Monday, January 31, 2011

Wind Power: A Preferable Alternative

I have grown increasingly weary over time of the ignorant opposition to wind power in this state (and country). The following letter to the editor provoked me to finally send my own:

Wind farms, other boondoggles a burden on Ohio's economy | mansfieldnewsjournal.com | Mansfield News Journal

Dear Editor:

Subject: Wind Power: A Preferable Alternative

The letter entitled "Wind farms, other boondoggles a burden on Ohio's economy," which appeared in the January 24, 2001 edition, made several unsubstantiated claims. While all energy sources have some negative effects, alternatives such as wind power must be compared to conventional sources. In Ohio, this means coal. Such an evaluation shows that wind power wins on all counts.
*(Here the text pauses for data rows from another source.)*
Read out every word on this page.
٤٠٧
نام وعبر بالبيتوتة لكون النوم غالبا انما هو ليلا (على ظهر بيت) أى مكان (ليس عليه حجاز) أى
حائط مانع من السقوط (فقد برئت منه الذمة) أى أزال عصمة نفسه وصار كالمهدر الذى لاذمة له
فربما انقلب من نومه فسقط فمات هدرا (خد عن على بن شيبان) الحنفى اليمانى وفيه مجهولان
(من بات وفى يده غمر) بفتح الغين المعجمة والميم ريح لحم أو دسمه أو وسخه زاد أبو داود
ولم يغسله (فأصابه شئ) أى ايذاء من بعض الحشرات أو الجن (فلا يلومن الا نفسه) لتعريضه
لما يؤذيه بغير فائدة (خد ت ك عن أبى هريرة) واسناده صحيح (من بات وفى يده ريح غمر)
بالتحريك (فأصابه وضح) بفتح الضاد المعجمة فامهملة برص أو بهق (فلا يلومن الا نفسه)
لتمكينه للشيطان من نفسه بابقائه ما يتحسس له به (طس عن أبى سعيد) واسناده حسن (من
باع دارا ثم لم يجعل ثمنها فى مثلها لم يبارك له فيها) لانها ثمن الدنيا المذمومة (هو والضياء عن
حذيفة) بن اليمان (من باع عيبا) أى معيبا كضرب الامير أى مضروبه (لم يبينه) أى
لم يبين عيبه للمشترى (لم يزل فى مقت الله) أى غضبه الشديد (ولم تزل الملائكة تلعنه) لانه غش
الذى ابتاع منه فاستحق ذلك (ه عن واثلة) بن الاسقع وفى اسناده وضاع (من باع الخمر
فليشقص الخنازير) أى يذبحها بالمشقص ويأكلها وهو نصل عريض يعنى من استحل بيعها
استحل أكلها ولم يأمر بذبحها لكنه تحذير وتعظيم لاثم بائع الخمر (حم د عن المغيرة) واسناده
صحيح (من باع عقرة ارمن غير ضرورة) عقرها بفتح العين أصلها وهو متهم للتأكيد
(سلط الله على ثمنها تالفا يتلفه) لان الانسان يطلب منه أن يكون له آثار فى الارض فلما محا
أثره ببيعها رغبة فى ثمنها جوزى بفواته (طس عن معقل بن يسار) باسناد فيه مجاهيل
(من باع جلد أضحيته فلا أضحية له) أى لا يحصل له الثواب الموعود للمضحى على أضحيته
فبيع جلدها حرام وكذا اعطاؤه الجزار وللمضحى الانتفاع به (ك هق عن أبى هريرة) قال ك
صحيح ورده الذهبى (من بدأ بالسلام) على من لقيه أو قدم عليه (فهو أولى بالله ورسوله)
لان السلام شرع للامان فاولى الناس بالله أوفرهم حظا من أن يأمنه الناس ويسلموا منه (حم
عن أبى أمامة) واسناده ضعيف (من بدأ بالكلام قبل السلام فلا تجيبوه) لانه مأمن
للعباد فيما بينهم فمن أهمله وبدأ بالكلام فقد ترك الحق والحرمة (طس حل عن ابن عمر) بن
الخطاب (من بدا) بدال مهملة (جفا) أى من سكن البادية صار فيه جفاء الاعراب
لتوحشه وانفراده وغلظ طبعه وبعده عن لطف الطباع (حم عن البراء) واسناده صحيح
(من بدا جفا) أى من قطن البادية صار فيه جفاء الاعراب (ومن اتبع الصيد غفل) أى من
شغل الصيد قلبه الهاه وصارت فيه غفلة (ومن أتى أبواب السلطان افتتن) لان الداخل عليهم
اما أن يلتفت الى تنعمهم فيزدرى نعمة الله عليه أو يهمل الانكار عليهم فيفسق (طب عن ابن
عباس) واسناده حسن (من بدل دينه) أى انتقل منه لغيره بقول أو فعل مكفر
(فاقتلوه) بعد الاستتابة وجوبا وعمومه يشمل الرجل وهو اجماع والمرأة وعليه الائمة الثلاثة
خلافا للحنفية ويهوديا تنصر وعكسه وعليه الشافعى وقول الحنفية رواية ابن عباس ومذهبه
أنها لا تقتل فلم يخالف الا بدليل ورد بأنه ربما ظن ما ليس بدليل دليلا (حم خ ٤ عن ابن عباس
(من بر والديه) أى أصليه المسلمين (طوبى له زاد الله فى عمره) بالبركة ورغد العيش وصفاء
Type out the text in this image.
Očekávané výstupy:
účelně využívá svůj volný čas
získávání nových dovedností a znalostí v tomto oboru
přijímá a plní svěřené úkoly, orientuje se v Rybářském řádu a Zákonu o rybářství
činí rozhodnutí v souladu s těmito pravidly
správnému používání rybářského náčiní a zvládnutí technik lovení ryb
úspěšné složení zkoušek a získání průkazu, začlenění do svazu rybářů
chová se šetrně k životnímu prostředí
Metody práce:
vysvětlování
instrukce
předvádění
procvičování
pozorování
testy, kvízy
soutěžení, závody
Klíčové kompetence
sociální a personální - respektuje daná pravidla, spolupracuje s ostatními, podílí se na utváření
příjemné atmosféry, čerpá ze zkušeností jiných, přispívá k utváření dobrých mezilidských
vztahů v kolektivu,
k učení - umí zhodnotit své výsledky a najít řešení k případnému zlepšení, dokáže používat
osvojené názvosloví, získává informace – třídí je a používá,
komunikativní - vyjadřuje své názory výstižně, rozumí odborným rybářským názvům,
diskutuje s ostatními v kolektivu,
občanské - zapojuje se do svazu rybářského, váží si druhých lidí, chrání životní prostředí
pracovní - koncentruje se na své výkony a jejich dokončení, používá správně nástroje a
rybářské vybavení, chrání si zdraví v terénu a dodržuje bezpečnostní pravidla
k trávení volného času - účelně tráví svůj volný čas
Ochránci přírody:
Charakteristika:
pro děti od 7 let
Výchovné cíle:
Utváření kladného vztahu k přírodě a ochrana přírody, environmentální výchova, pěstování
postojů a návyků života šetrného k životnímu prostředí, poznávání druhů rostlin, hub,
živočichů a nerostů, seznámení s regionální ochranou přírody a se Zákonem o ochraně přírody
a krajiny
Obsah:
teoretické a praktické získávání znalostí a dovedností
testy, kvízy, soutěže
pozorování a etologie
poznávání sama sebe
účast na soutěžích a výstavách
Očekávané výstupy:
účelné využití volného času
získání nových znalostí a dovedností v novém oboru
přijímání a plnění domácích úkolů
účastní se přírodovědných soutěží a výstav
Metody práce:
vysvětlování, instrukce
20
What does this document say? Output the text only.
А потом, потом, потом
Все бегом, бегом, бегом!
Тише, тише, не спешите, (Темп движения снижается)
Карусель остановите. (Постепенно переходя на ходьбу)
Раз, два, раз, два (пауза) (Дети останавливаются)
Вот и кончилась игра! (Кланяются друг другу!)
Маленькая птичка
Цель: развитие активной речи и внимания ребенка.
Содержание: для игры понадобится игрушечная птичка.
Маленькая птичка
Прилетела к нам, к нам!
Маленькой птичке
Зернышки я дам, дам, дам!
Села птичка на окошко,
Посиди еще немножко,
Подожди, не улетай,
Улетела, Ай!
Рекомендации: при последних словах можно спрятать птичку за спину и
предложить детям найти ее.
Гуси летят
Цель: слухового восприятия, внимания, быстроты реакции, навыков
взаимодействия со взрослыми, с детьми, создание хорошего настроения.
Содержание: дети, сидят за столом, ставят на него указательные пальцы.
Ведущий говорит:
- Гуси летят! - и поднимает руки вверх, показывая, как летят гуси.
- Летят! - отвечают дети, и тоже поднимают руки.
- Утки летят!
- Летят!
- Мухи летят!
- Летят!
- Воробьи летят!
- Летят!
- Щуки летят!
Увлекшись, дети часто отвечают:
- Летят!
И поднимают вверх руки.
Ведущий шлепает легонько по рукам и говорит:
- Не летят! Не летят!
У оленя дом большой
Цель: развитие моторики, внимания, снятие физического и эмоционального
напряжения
Let's consider birds: fossil fuel based electricity causes many times more fatalities than wind farms per gigawatt hour. Even with more turbines, many times more birds are killed by each of automobiles, electric lines, hunting, cats, and even windows! (I'm sure the letter author would not advocate getting rid of cars to protect birds.) As for other environmental and health costs, while wind power is negligible, coal mining and burning contaminates water with mercury, destroys wildlife habitat, scars the landscape, puts harmful particulates into the air, and causes global warming. Worse, coal power has terrible health effects, including contributing to childhood asthma and causing estimated thousands of premature deaths each year. In terms of noise and appearance, wind turbines are much more benign and beautiful than dirty, ugly, loud, smoke-belching and smelly coal fired plants. With regard to space: wind farms also serve as agricultural farms. Meanwhile, coal mines destroy the land and produce toxic water ponds, while coal plants harm the livability of the areas surrounding them for miles. Addressing cost, wind power easily achieves parity with coal (or is cheaper!) if all the social, environmental, and health costs are factored in. Finally, conventional sources have are the unreliability of variable fuel costs, and plants shut down occasionally without notice. As a result, reserves are and will be integrated into any system with. In addition, no one is advocating depending totally on wind power: a mix of renewable sources are necessary.

Wind power may not be perfect, but an honest and fact-based assessment clearly shows that it is far preferable than the main alternative of coal. Farbeit from hurting Ohio's economy, wind power is an essential element if we are to ensure the clean and cost-effective energy sources on which a prosperous future depends.